You suggest that referees only undergo such self-doubt because of constant pressure from managers. "Managers are like players," Mahoney says. "The more experienced they are, the more likely they are to try and gain an advantage. Sir Alex Ferguson is pretty astute, as the most experienced manager, at making comments which he knows will resonate around the minds of other people, and in particular other managers."

And Ferguson's effect on referees? "They all respect him as a manager. But they don't hold him in awe."

Clearly, officials are prone to errors. Mahoney believes it is how they respond to the major ones that is crucial. "If you know you've made a bad decision, how are you going to use your body to best effect to disguise that fact and to get back the own focus of attention that you require?" he says. "We're all the same. If we make a mistake the first thing you want to do is to hide.

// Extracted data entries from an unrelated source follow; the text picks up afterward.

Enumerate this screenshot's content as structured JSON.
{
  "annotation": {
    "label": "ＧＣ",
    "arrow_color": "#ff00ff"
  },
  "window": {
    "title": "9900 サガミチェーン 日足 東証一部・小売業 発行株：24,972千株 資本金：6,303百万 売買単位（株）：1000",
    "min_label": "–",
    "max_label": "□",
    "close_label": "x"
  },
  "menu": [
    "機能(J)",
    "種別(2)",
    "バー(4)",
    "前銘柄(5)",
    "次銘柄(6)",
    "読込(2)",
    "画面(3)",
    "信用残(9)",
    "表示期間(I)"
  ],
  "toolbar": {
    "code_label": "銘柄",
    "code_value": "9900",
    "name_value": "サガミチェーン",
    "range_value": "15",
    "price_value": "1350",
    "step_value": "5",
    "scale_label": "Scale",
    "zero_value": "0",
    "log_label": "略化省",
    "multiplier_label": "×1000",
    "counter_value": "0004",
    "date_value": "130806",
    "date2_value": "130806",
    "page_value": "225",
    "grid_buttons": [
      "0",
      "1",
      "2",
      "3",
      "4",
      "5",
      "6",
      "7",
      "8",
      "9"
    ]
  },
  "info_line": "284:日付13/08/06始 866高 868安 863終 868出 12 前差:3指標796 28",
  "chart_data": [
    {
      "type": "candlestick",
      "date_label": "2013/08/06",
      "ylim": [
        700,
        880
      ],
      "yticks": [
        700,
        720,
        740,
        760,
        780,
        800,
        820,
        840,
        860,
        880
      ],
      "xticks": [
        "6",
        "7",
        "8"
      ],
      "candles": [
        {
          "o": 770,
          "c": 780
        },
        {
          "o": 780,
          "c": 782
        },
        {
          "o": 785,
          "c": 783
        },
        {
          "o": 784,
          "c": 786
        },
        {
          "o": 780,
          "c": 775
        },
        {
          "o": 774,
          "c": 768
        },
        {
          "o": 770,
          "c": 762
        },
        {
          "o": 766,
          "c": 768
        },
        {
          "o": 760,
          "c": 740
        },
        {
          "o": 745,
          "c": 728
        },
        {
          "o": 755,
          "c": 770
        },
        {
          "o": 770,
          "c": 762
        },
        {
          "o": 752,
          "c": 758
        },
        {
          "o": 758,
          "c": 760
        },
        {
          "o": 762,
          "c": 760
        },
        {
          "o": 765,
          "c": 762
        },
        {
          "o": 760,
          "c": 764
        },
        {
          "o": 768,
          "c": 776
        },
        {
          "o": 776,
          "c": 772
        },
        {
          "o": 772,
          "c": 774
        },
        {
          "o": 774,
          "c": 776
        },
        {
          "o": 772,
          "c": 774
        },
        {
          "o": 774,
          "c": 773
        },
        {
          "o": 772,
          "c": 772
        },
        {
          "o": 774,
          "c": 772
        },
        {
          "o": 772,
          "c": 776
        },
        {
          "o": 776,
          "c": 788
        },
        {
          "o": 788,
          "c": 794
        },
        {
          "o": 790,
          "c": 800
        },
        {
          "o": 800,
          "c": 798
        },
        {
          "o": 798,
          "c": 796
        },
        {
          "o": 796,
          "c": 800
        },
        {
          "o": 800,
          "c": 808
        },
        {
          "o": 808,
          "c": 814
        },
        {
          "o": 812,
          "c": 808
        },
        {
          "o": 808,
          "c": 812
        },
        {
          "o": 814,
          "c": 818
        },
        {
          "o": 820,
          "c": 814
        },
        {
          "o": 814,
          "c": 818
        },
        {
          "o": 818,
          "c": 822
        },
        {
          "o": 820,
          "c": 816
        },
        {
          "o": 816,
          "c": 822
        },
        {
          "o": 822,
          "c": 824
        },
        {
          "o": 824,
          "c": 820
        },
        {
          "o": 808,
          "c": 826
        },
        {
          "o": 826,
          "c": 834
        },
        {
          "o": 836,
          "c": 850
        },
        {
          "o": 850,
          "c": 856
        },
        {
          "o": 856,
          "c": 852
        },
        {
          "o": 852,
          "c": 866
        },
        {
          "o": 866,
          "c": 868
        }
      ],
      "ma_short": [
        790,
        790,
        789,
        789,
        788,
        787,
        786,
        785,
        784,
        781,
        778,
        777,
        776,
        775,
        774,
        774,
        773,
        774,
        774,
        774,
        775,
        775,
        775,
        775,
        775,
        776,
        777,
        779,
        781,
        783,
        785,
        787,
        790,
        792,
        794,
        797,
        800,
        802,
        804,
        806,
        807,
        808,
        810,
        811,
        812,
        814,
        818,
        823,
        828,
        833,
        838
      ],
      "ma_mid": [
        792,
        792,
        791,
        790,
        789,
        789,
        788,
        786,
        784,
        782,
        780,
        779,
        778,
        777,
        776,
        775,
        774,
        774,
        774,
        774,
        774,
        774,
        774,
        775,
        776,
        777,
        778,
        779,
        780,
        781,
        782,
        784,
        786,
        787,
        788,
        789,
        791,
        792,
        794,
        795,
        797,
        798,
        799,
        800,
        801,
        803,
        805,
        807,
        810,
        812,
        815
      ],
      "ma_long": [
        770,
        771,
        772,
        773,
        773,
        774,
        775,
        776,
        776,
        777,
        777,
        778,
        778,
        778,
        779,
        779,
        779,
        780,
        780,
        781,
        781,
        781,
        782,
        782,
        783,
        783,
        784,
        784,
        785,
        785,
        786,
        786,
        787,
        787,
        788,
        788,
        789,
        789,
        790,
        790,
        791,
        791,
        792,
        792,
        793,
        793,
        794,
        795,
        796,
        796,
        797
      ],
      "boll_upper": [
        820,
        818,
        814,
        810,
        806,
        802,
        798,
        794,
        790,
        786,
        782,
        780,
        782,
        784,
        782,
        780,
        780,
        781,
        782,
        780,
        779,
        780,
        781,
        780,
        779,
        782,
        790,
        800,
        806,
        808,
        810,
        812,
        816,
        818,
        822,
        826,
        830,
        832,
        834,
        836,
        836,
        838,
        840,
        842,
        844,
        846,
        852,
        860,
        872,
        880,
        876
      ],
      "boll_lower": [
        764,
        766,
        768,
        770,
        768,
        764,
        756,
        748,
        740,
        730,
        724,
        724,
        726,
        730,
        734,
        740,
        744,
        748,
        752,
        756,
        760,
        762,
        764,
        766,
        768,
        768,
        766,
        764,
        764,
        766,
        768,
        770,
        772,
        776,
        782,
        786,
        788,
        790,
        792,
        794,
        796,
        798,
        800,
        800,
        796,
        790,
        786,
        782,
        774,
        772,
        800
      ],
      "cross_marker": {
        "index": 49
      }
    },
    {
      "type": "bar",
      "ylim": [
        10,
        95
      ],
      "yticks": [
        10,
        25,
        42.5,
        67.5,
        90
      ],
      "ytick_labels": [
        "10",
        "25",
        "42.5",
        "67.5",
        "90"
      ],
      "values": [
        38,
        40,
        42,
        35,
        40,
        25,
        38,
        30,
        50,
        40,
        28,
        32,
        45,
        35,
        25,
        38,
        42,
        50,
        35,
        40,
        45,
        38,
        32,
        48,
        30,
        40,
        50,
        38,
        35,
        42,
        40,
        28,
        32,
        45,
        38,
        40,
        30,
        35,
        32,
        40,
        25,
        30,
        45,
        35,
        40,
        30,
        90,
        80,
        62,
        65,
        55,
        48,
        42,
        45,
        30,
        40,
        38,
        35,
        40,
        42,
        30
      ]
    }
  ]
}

"Well, there's no way to hide out there, so they have to con-tinue to present themselves with shoulder back, head high and a positive outlook that says, 'I may have made a mistake. I'm not going to tell you about it now. At the end of the game I'm going to get penalised anyway [by the assessor]. We'll deal with it then'. In sport, if your head drops, your opponent will go for the kill. If referees did that the players would be thinking, 'The guy's under pressure. Let's really pin him down now and get decisions in our favour'."

Now, who can Professor Mahoney possibly be thinking of? Surely neither of Tuesday's Highbury combatants?